Roberto Osuna (+900) – Ok, for all the negativity around the Astros, they are still a good team. Maybe not a dominant team, but still a good one. One that will provide the opportunity to close games. For everything he is and the number of saves he’s racked up on good teams, one thing Osuna has never been is automatic. 10 blown saves in 2017. Six in 2019. Add to it coming off a controversy and a checkered past, maybe not worth it.
Aroldis Chapman (+900) – I would have been all in on Chapman and two other pitchers earlier in the week. A positive COVID test on Saturday, though and we may not see Chapman in pinstripes this year.
Recommendation: Pass. Aaron Boone said Chapman will be away from the team for the “forseeable future.” Read into that what you will, but at the end of the day, isn’t it more important that we see him healthy and recovered fully with no long term damage than worry about when he can pitch again?
MLB Save Odds Leaders: My Personal Favorites
Kirby Yates (+1000) – The Padres are going to surprise this season. They have an emerging offense and a lockdown bullpen, anchored on the back end by Yates. Most projections have him at 14 saves. I think that number will be much higher, possibly as many as 20+. The Padres are on the brink and will use Yates in every high leverage situation they can in order to maximize wins.
Josh Hader (+1200) – How? When I ask how, I mean how is Hader being almost given away for +1200. This is a guy who has been a lockdown as you can get in the past two seasons. He strikes out 15.3 batters per nine innings. Craig Counsell will use him for three, four, or five outs a night if he needs to and then throw him the next day. The Brewers should be good and will play 31 of their games against the Reds, Pirates, White Sox, Royals, and Tigers. Save chances will be there and he will rack them up.
The only way Hader doesn’t get saves is if, in those games against bad teams, the Brewers are consistently up by more than three runs late. Does that give the edge to Yates as the Padres will win games, but will likely be in tighter contests? Possibly. Given what your return on investment is, I think dropping some moderate cash on both to spread your chances is a decent idea.

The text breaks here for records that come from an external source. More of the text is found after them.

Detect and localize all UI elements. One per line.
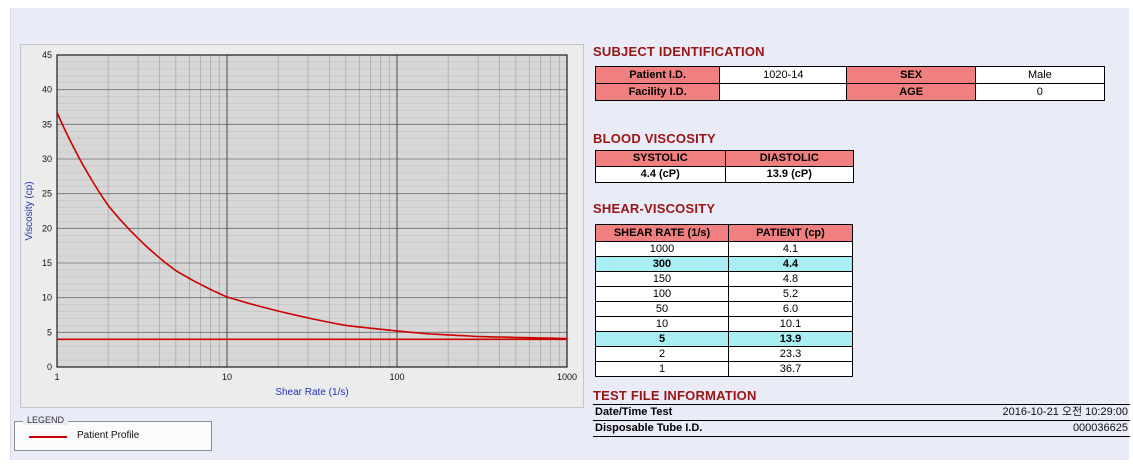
- shear-rate-cell: 300: [595, 256, 729, 272]
- shear-rate-cell: 150: [595, 271, 729, 287]
- age-label: AGE: [846, 83, 976, 101]
- table-row: Disposable Tube I.D. 000036625: [593, 420, 1130, 437]
- date-time-test-value: 2016-10-21 오전 10:29:00: [841, 404, 1130, 421]
- table-row: 1000 4.1: [595, 241, 853, 257]
- svg-text:45: 45: [42, 50, 52, 60]
- subject-identification-table: Patient I.D. 1020-14 SEX Male Facility I…: [594, 66, 1106, 101]
- svg-text:40: 40: [42, 85, 52, 95]
- table-row: Date/Time Test 2016-10-21 오전 10:29:00: [593, 404, 1130, 421]
- svg-text:1000: 1000: [557, 372, 577, 382]
- svg-text:Viscosity (cp): Viscosity (cp): [24, 181, 35, 240]
- table-row: 10 10.1: [595, 316, 853, 332]
- disposable-tube-id-value: 000036625: [841, 420, 1130, 437]
- svg-text:1: 1: [54, 372, 59, 382]
- test-file-information-heading: TEST FILE INFORMATION: [593, 388, 757, 403]
- patient-cp-cell: 36.7: [728, 361, 853, 377]
- legend-line-sample: [29, 436, 67, 438]
- patient-cp-cell: 13.9: [728, 331, 853, 347]
- shear-rate-cell: 5: [595, 331, 729, 347]
- diastolic-value: 13.9 (cP): [724, 166, 854, 183]
- patient-cp-cell: 4.8: [728, 271, 853, 287]
- test-file-information-table: Date/Time Test 2016-10-21 오전 10:29:00 Di…: [593, 404, 1130, 437]
- table-row: 100 5.2: [595, 286, 853, 302]
- shear-viscosity-heading: SHEAR-VISCOSITY: [593, 201, 716, 216]
- table-header-row: SHEAR RATE (1/s) PATIENT (cp): [595, 224, 853, 242]
- date-time-test-label: Date/Time Test: [593, 404, 842, 421]
- shear-rate-cell: 10: [595, 316, 729, 332]
- patient-cp-cell: 4.4: [728, 256, 853, 272]
- shear-rate-cell: 100: [595, 286, 729, 302]
- shear-rate-header: SHEAR RATE (1/s): [595, 224, 729, 242]
- table-row: 2 23.3: [595, 346, 853, 362]
- shear-viscosity-table: SHEAR RATE (1/s) PATIENT (cp) 1000 4.1 3…: [595, 224, 853, 377]
- disposable-tube-id-label: Disposable Tube I.D.: [593, 420, 842, 437]
- table-row: 150 4.8: [595, 271, 853, 287]
- svg-text:5: 5: [47, 327, 52, 337]
- svg-text:100: 100: [389, 372, 404, 382]
- patient-cp-cell: 5.2: [728, 286, 853, 302]
- shear-rate-cell: 2: [595, 346, 729, 362]
- table-row: Facility I.D. AGE 0: [594, 83, 1106, 101]
- patient-cp-header: PATIENT (cp): [728, 224, 853, 242]
- chart-widget: 0 5 10 15 20 25 30 35 40 45 1 10 100 1000 Shear Rate (…: [20, 44, 584, 408]
- shear-rate-cell: 50: [595, 301, 729, 317]
- legend-title: LEGEND: [23, 415, 69, 425]
- patient-id-value: 1020-14: [719, 66, 848, 84]
- table-row: 50 6.0: [595, 301, 853, 317]
- svg-text:30: 30: [42, 154, 52, 164]
- svg-text:Shear Rate (1/s): Shear Rate (1/s): [275, 387, 348, 398]
- sex-label: SEX: [846, 66, 976, 84]
- patient-cp-cell: 10.1: [728, 316, 853, 332]
- patient-cp-cell: 23.3: [728, 346, 853, 362]
- legend-box: LEGEND Patient Profile: [14, 415, 212, 451]
- svg-text:10: 10: [222, 372, 232, 382]
- table-row: 5 13.9: [595, 331, 853, 347]
- patient-cp-cell: 6.0: [728, 301, 853, 317]
- patient-id-label: Patient I.D.: [594, 66, 721, 84]
- systolic-value: 4.4 (cP): [595, 166, 726, 183]
- facility-id-label: Facility I.D.: [594, 83, 721, 101]
- viscosity-chart: 0 5 10 15 20 25 30 35 40 45 1 10 100 1000 Shear Rate (…: [21, 45, 583, 407]
- patient-cp-cell: 4.1: [728, 241, 853, 257]
- table-row: 4.4 (cP) 13.9 (cP): [595, 166, 854, 183]
- svg-text:15: 15: [42, 258, 52, 268]
- table-row: SYSTOLIC DIASTOLIC: [595, 150, 854, 167]
- legend-series-label: Patient Profile: [77, 430, 140, 441]
- svg-text:35: 35: [42, 119, 52, 129]
- systolic-header: SYSTOLIC: [595, 150, 726, 167]
- age-value: 0: [974, 83, 1106, 101]
- shear-rate-cell: 1: [595, 361, 729, 377]
- facility-id-value: [719, 83, 848, 101]
- blood-viscosity-heading: BLOOD VISCOSITY: [593, 131, 716, 146]
- subject-identification-heading: SUBJECT IDENTIFICATION: [593, 44, 765, 59]
- table-row: 300 4.4: [595, 256, 853, 272]
- svg-text:10: 10: [42, 293, 52, 303]
- svg-text:20: 20: [42, 223, 52, 233]
- diastolic-header: DIASTOLIC: [724, 150, 854, 167]
- shear-rate-cell: 1000: [595, 241, 729, 257]
- sex-value: Male: [974, 66, 1106, 84]
- table-row: Patient I.D. 1020-14 SEX Male: [594, 66, 1106, 84]
- svg-text:0: 0: [47, 362, 52, 372]
- table-row: 1 36.7: [595, 361, 853, 377]
- svg-text:25: 25: [42, 189, 52, 199]
- blood-viscosity-table: SYSTOLIC DIASTOLIC 4.4 (cP) 13.9 (cP): [595, 150, 854, 183]
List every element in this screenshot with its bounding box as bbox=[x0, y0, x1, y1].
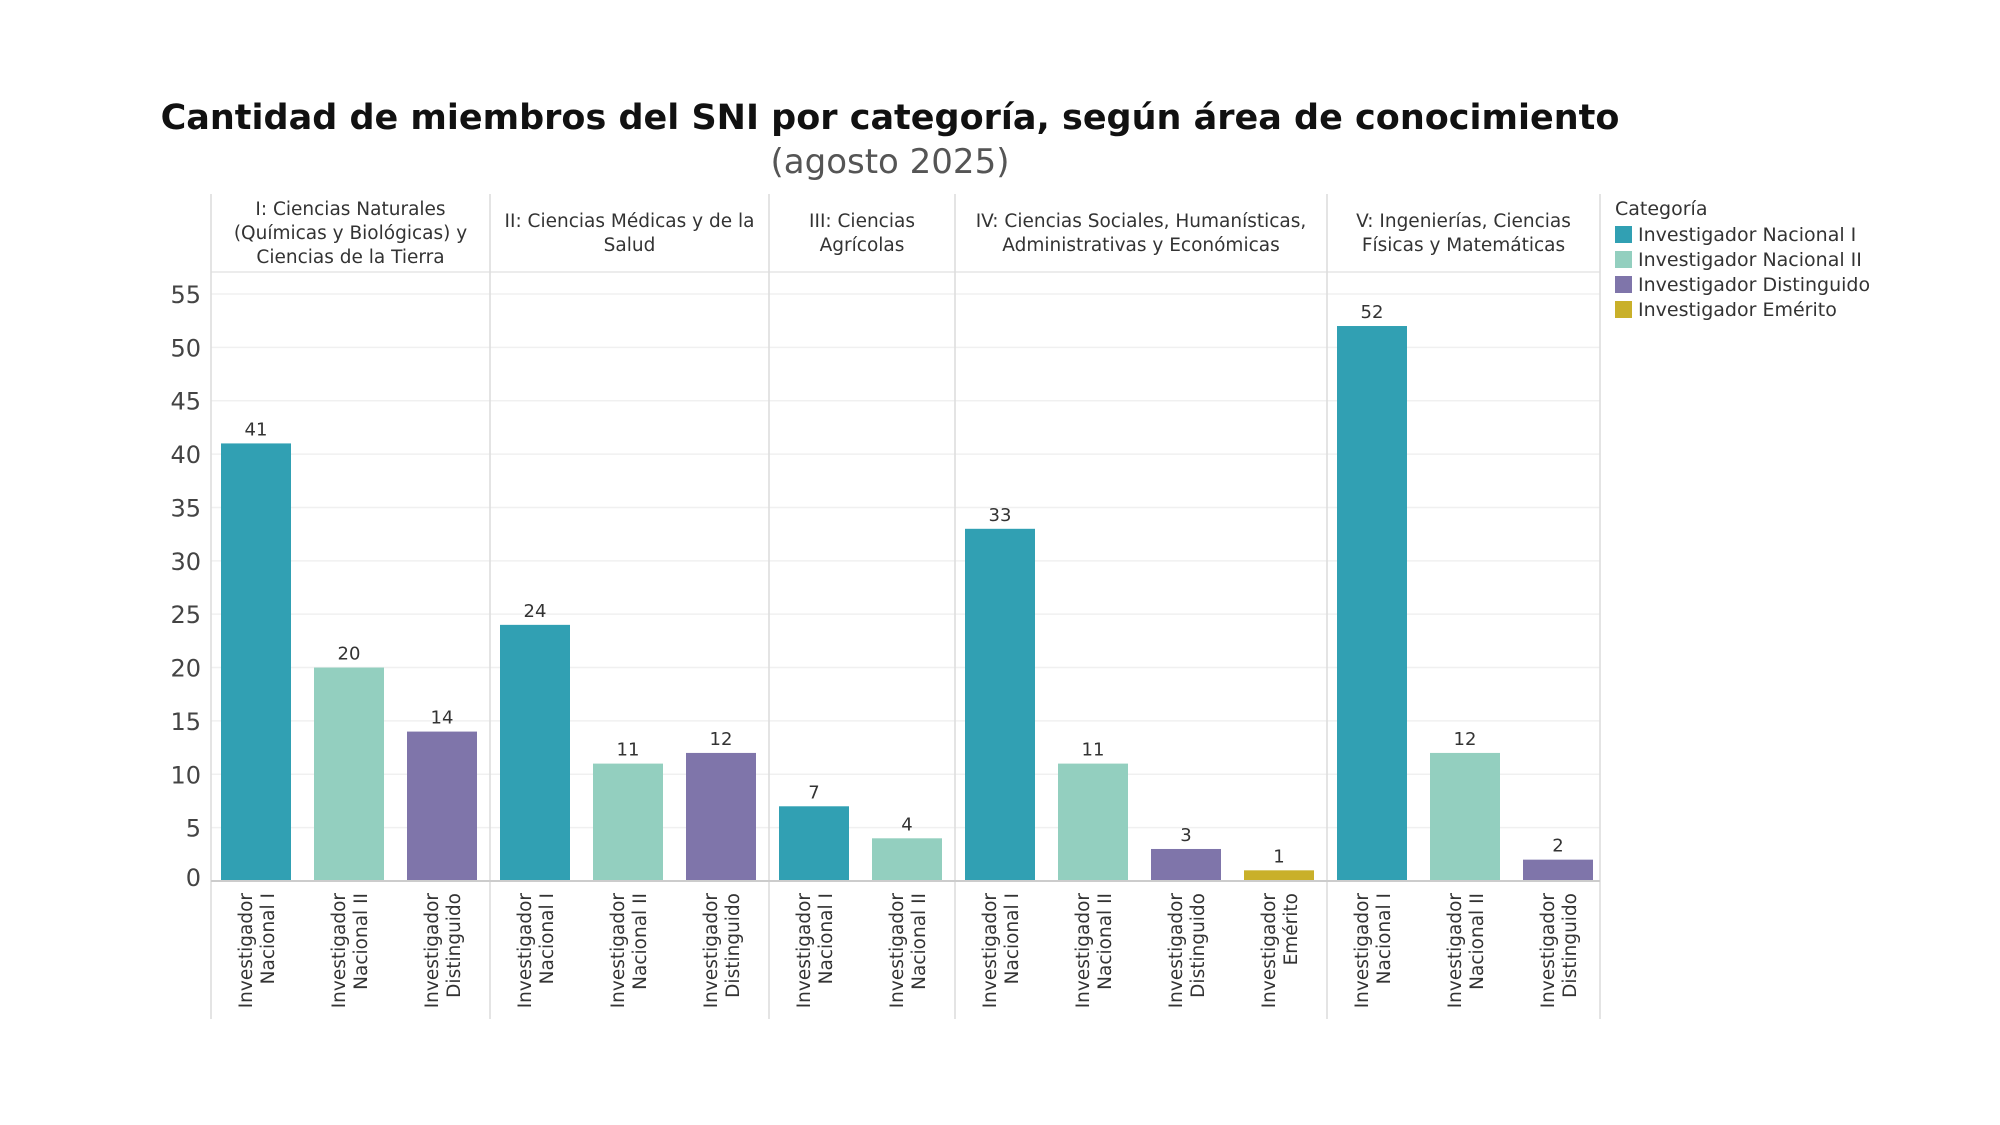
x-category-label: InvestigadorNacional II bbox=[887, 893, 930, 1009]
data-label: 14 bbox=[431, 708, 454, 729]
data-label: 3 bbox=[1180, 825, 1191, 846]
x-category-label: InvestigadorNacional I bbox=[515, 893, 558, 1009]
bar bbox=[686, 752, 756, 881]
legend-title: Categoría bbox=[1615, 198, 1708, 220]
bar bbox=[221, 443, 291, 881]
x-category-label: InvestigadorDistinguido bbox=[1166, 893, 1209, 1009]
data-label: 2 bbox=[1552, 836, 1563, 857]
legend-item: Investigador Distinguido bbox=[1615, 272, 1870, 297]
chart-title: Cantidad de miembros del SNI por categor… bbox=[160, 98, 1620, 138]
chart-subtitle: (agosto 2025) bbox=[770, 142, 1010, 182]
data-label: 52 bbox=[1361, 302, 1384, 323]
y-tick-label: 25 bbox=[170, 601, 201, 629]
panel-header: IV: Ciencias Sociales, Humanísticas, Adm… bbox=[975, 211, 1307, 256]
y-tick-label: 15 bbox=[170, 708, 201, 736]
legend-swatch bbox=[1615, 276, 1632, 293]
legend-item: Investigador Nacional II bbox=[1615, 247, 1870, 272]
data-label: 7 bbox=[808, 782, 819, 803]
bar bbox=[872, 838, 942, 881]
legend-item: Investigador Nacional I bbox=[1615, 222, 1870, 247]
y-tick-label: 5 bbox=[186, 815, 201, 843]
data-label: 12 bbox=[710, 729, 733, 750]
data-label: 12 bbox=[1454, 729, 1477, 750]
y-tick-label: 55 bbox=[170, 281, 201, 309]
bar bbox=[1337, 326, 1407, 881]
panel-header: III: Ciencias Agrícolas bbox=[809, 211, 915, 256]
data-label: 4 bbox=[901, 814, 912, 835]
bar bbox=[1244, 870, 1314, 881]
x-category-label: InvestigadorNacional I bbox=[794, 893, 837, 1009]
data-label: 33 bbox=[989, 505, 1012, 526]
x-category-label: InvestigadorNacional II bbox=[1073, 893, 1116, 1009]
legend-label: Investigador Emérito bbox=[1638, 298, 1837, 321]
bar bbox=[1151, 848, 1221, 881]
x-category-label: InvestigadorEmérito bbox=[1259, 893, 1302, 1009]
x-category-label: InvestigadorNacional II bbox=[1445, 893, 1488, 1009]
x-category-label: InvestigadorDistinguido bbox=[1538, 893, 1581, 1009]
data-label: 1 bbox=[1273, 846, 1284, 867]
data-label: 24 bbox=[524, 601, 547, 622]
y-tick-label: 0 bbox=[186, 864, 201, 892]
panel-header: I: Ciencias Naturales (Químicas y Biológ… bbox=[233, 199, 468, 268]
panel-header: II: Ciencias Médicas y de la Salud bbox=[504, 211, 755, 256]
bar bbox=[593, 763, 663, 881]
bar bbox=[1430, 752, 1500, 881]
x-category-label: InvestigadorNacional I bbox=[980, 893, 1023, 1009]
y-tick-label: 35 bbox=[170, 494, 201, 522]
y-tick-label: 45 bbox=[170, 388, 201, 416]
legend-label: Investigador Nacional I bbox=[1638, 223, 1857, 246]
bar bbox=[1523, 859, 1593, 881]
x-category-label: InvestigadorNacional II bbox=[329, 893, 372, 1009]
legend-swatch bbox=[1615, 226, 1632, 243]
x-category-label: InvestigadorNacional I bbox=[1352, 893, 1395, 1009]
panel-header: V: Ingenierías, Ciencias Físicas y Matem… bbox=[1356, 211, 1571, 256]
y-tick-label: 30 bbox=[170, 548, 201, 576]
bar bbox=[500, 624, 570, 881]
bar bbox=[314, 667, 384, 881]
legend-swatch bbox=[1615, 301, 1632, 318]
bar bbox=[779, 806, 849, 881]
y-tick-label: 40 bbox=[170, 441, 201, 469]
data-label: 20 bbox=[338, 644, 361, 665]
y-tick-label: 50 bbox=[170, 334, 201, 362]
data-label: 11 bbox=[1082, 740, 1105, 761]
legend-swatch bbox=[1615, 251, 1632, 268]
data-label: 41 bbox=[245, 419, 268, 440]
x-category-label: InvestigadorNacional I bbox=[236, 893, 279, 1009]
legend-item: Investigador Emérito bbox=[1615, 297, 1870, 322]
legend-label: Investigador Distinguido bbox=[1638, 273, 1871, 296]
legend: Categoría Investigador Nacional I Investi… bbox=[1615, 198, 1870, 322]
data-label: 11 bbox=[617, 740, 640, 761]
x-category-label: InvestigadorNacional II bbox=[608, 893, 651, 1009]
bar bbox=[1058, 763, 1128, 881]
bar bbox=[407, 731, 477, 881]
x-category-label: InvestigadorDistinguido bbox=[422, 893, 465, 1009]
y-tick-label: 10 bbox=[170, 761, 201, 789]
x-category-label: InvestigadorDistinguido bbox=[701, 893, 744, 1009]
bar bbox=[965, 528, 1035, 881]
y-tick-label: 20 bbox=[170, 655, 201, 683]
legend-label: Investigador Nacional II bbox=[1638, 248, 1862, 271]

A Longshot in the MLB Save Odds
Zach Britton (NL) – With Chapman out, someone has to close for the Yankees. Britton is the likely guy to step up as he has plenty of closing experience for Orioles teams that, just five years ago, were winning divisions and wild card berths, so he not only has experience getting the final three outs, he’s done it in leverage situations.
While the loss of Chapman throws things somewhat into flux, the Yankees will be alright with Britton closing and he’ll get plenty of chances. See how his line develops, assuming Aaron Boone formally declares him the guy, but it would be a risk worth taking.